Dernier point erroné, le silence des médias. Une simple recherche sur le sujet avec votre moteur préféré vous remonte quasiment que des liens traitant de le RDC et de Coltan. Nous avons même retrouvé deux reportages vidéos passé sur France 3 et Canal+. Ce qui fait beaucoup pour un sujet censé être passé sous silence. Une campagne de sensibilisation à ce problème à même eu lieu. Bref l'auteur veut nous faire croire qu'il s'agit d'un complot international ce qui n'est pas le cas. Enfin, et pour finir sur une note plus légère, il est assez paradoxal de dénoncer l'utilisation de l'informatique et de demander dans le même temps son utilisation massive pour diffuser le message.
Alors, il est saignant ton nouveau portable ?
Aujourd'hui le coltan congolais ne fait plus recette, il a eu son heure de gloire au début du millénaire. L’exploitation des gisements congolais, souvent artisanale, illégale et impliquant le travail forcé, avait cassé les prix. Désormais, il est nettement moins populaire. La vie des mineurs congolais ne s'est certainement pas améliorée, d'ailleurs le collectifs des Anonymous a récemment lancé une opération le dénonçant. Cependant le tantale contenu dans vos gadgets électroniques ne provient pratiquement plus de gisements "sales" de la RDC. Le gouvernement congolais tente, avec difficulté, de reprendre les exploitations à son compte afin de produire un minerai "conflict-free". Il restera toujours un part de vente illégale et clandestine mais elles sont, par définitions, impossible à quantifier.
On se trouve devant une des limites du militantisme pantouflard.
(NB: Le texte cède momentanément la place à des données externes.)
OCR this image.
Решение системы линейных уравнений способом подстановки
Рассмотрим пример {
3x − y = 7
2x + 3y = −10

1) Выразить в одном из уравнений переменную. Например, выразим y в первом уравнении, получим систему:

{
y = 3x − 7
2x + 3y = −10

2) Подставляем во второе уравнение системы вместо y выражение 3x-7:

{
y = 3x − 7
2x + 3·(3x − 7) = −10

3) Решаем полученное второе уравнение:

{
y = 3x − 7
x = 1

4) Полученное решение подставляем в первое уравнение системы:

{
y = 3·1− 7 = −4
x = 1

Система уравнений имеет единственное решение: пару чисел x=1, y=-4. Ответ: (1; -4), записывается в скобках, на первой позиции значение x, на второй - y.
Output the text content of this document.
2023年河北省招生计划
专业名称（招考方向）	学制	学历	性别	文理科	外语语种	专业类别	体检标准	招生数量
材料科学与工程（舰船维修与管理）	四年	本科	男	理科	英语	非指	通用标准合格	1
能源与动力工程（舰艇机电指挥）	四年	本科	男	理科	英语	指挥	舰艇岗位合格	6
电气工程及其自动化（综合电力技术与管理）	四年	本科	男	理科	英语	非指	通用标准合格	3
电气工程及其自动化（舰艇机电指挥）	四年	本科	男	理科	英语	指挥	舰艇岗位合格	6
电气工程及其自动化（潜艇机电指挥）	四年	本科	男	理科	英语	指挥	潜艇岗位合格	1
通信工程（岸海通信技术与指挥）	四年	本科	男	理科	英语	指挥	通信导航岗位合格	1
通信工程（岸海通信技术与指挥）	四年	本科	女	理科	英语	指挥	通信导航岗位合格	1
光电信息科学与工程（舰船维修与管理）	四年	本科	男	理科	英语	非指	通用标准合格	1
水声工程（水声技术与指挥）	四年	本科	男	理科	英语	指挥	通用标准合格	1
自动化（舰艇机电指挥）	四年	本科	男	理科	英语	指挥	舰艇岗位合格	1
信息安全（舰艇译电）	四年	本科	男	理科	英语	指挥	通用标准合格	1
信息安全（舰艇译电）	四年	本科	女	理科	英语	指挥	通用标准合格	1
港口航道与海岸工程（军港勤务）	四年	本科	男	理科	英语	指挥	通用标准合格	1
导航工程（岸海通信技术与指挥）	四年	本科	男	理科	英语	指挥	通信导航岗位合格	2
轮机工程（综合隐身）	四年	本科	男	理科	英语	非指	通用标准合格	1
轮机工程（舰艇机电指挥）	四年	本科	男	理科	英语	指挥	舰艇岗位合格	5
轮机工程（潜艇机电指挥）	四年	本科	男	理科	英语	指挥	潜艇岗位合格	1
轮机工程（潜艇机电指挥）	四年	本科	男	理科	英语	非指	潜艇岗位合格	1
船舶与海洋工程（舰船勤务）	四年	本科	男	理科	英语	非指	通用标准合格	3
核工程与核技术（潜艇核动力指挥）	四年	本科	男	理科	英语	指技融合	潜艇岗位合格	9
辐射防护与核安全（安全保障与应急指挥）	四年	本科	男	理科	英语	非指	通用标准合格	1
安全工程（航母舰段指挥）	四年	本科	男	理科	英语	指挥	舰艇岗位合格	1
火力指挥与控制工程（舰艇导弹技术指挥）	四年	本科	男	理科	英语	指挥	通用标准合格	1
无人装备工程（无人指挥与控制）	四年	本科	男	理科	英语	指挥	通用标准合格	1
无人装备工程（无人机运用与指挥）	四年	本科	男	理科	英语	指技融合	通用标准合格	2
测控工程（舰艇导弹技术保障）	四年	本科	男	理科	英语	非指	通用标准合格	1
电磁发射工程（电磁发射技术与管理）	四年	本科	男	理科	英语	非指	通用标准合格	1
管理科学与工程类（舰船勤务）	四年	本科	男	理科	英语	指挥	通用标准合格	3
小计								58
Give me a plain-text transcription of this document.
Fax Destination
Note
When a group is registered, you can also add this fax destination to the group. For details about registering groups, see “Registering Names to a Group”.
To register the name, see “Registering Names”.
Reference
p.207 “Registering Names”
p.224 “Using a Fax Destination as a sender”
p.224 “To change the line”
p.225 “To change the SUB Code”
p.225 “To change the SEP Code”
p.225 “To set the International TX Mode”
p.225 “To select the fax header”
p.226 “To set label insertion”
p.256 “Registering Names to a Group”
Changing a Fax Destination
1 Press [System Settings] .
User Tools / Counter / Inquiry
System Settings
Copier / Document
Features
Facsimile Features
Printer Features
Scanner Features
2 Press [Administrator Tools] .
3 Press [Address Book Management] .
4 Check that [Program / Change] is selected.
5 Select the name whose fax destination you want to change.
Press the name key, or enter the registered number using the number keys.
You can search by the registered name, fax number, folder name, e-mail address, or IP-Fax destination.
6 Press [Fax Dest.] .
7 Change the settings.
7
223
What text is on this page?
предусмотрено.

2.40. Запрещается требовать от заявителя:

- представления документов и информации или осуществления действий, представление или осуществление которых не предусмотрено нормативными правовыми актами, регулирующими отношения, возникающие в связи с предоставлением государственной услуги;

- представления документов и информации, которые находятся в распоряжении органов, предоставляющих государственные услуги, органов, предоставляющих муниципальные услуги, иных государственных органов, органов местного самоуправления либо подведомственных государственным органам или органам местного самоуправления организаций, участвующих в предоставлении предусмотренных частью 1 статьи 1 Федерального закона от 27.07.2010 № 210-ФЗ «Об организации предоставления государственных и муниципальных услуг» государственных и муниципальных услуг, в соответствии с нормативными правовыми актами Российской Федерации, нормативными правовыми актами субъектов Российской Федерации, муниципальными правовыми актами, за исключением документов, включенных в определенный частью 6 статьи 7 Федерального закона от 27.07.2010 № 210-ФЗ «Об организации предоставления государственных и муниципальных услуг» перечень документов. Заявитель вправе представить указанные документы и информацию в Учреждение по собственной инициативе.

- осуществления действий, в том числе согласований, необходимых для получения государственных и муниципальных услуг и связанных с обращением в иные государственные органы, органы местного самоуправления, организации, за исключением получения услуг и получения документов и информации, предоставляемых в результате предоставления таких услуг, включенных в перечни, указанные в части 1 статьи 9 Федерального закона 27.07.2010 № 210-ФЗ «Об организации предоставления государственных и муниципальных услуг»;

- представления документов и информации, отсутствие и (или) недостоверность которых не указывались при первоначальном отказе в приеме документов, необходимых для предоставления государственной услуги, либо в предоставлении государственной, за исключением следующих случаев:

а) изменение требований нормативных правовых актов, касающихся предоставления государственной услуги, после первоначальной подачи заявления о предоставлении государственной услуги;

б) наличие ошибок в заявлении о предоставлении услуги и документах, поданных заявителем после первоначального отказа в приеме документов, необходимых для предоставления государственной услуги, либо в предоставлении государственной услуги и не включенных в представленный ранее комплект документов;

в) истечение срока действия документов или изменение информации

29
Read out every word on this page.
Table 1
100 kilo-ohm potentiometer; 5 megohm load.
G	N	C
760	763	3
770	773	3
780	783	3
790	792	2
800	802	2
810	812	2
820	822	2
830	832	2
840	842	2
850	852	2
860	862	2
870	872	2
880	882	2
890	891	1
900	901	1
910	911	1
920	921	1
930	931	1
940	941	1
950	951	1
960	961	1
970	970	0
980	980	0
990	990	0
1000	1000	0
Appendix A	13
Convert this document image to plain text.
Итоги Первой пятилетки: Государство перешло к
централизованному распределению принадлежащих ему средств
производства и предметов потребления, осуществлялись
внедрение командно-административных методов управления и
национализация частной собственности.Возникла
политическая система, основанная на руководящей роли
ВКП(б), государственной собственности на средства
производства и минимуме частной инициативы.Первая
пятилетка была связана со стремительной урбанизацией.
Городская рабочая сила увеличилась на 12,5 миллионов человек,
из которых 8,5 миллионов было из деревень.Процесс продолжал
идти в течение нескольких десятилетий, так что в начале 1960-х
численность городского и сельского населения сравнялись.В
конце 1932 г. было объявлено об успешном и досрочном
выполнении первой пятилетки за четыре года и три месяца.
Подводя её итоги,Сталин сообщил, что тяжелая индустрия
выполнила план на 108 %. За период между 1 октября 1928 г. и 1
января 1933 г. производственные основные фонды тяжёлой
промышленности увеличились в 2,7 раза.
Une fois le message devenu quasiment obsolète, il continu sa vie sur le réseau sans réelle utilité autre que d'encombrer les BAL. Son impact sur le déroulement des conflits miniers restera somme toute négligeable. Faire suivre ce mail est donc quasiment inutile vu que le sujet est déjà traité par la communauté internationale et les industriels du secteur. Votre GSM possède bien d'autres vices et si il porte du sang ce n'est plus celui des mineurs africains mais peut être celui du geek ayant attendu sa sortie événementielle durant 24 heures avec des centaines d'autres fanboys en transe...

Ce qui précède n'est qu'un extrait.